Saint Margaret of Scotland was an English princess and a Scottish queen and is referred to in many quarters as “the pearl of Scotland.” She was actually born in Hungary and was a devout and pious Christian given to many good works including funding the pilgrims crossing across the Firth of Forth that is now universally known as Queensferry.

The chapel of St Margaret of Scotland is within the walls of Edinburgh Castle where flowers, in memory of my late Mother – in – Law Margaret Cooper, are sometimes placed. There are many Margaret’s in my wife’s side of the family – it was in fact touch and go and required considerable resolve on my part to prevent both Harry and Freddie having Margaret as one of their Christian names!!

We remember the saints of the Church throughout the year. We remember the Fallen of two world wars and other conflicts every Remembrancetide and this year is no exception.

On this 100th anniversary year special arrangements are being made at the evening service that includes the original Ex-Servicemen’s Standard that was carried by our First World War Veterans being laid on the altar with our Book of War Dead, a piece of poetry being read, the names of the Fallen read by four parishioners from upstairs, a solo being played on the flute and much else besides.

We will remember them.

In addition we have recently discovered another name missing from the Roll Call and for the first time Bartholomew Lucas will be remembered. One of his relatives Colonel George Meleleu of the US Army will also be with us on Remembrance Sunday and we offer him a very warm welcome.

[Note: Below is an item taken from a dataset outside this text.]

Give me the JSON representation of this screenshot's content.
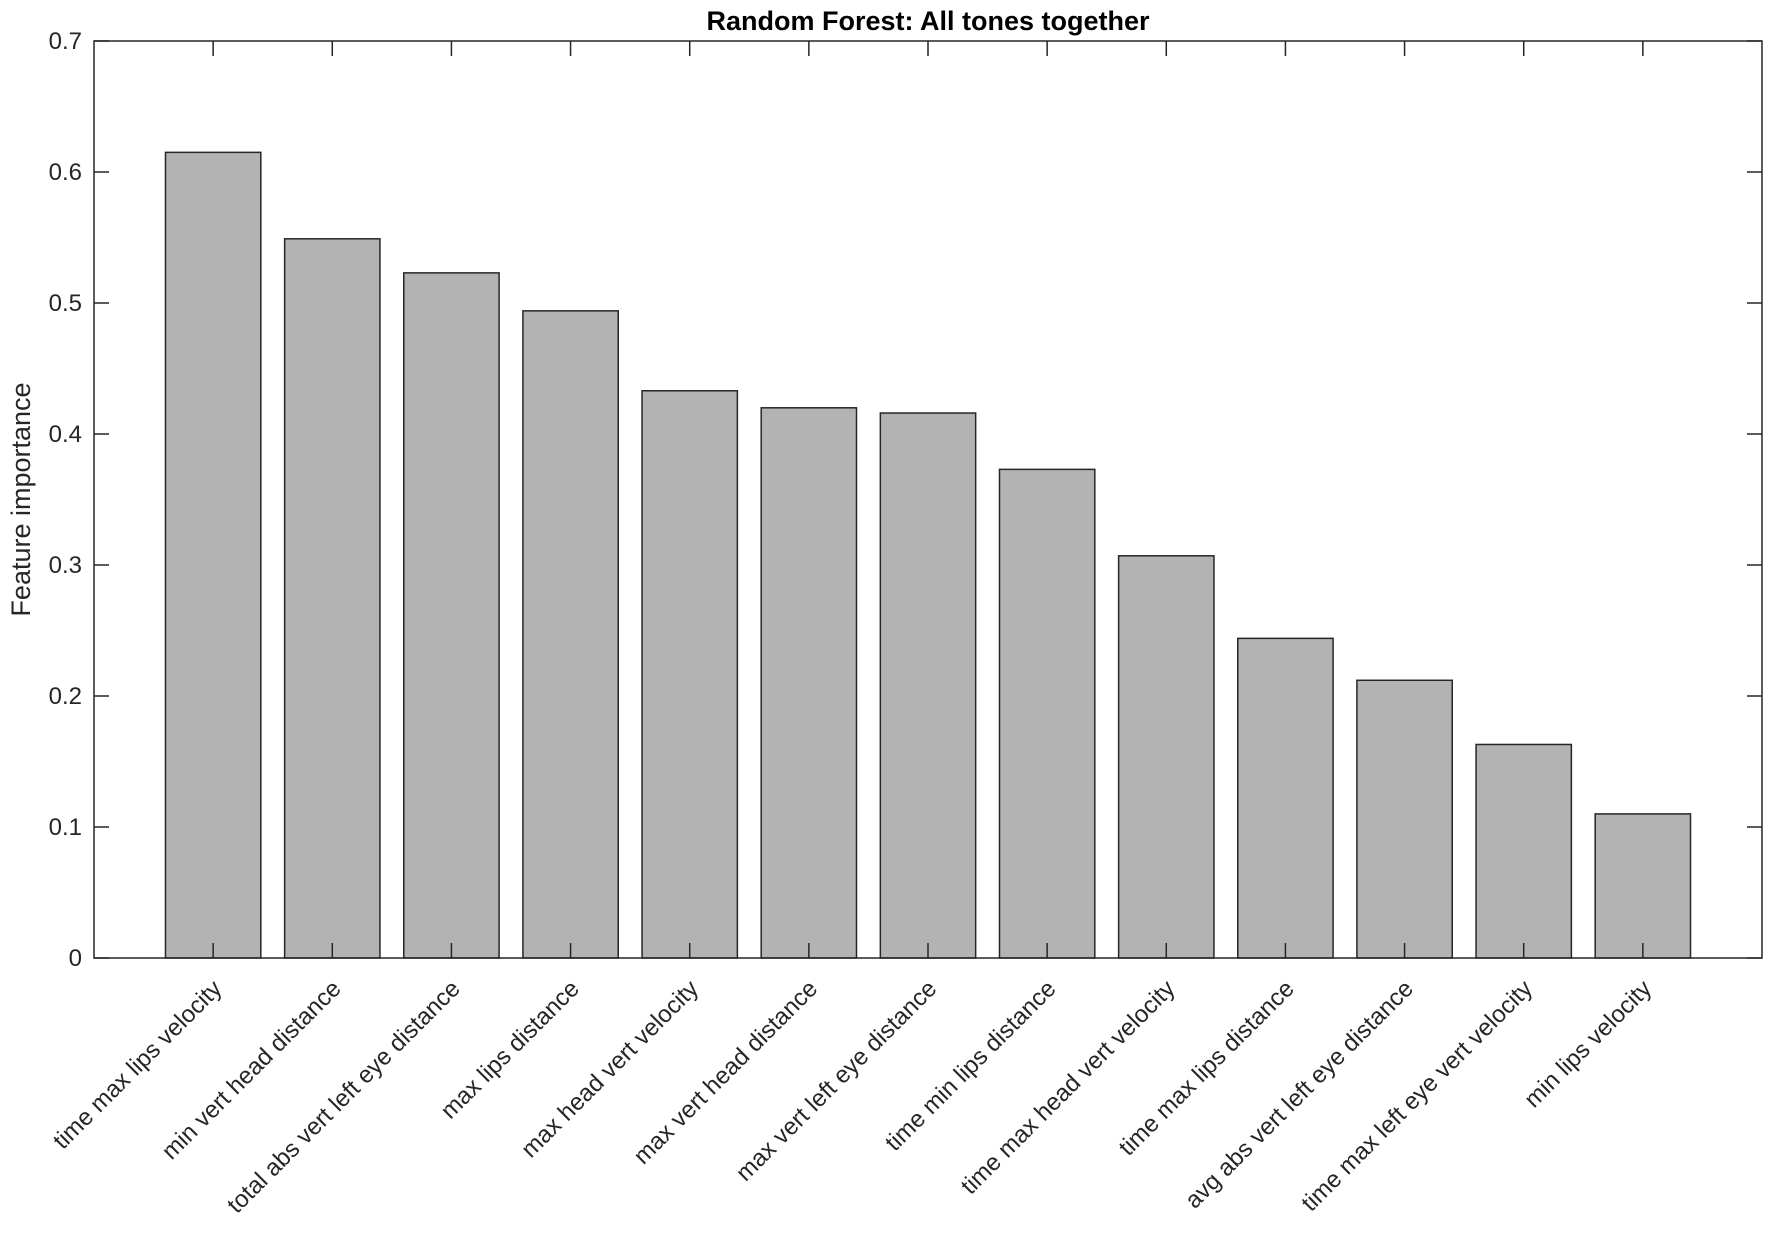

I firmly believe that The Act of Remembrance is not the opportunity for promoting the merits of social cohesion; we simply remember our war dead whether by name or in our actual memory. On the 101st anniversary of the cessation of hostilities we will remember them and we must continue to remember them, these pearls of our national consciousness, year on year, grateful and thankful for the sacrifices that they made.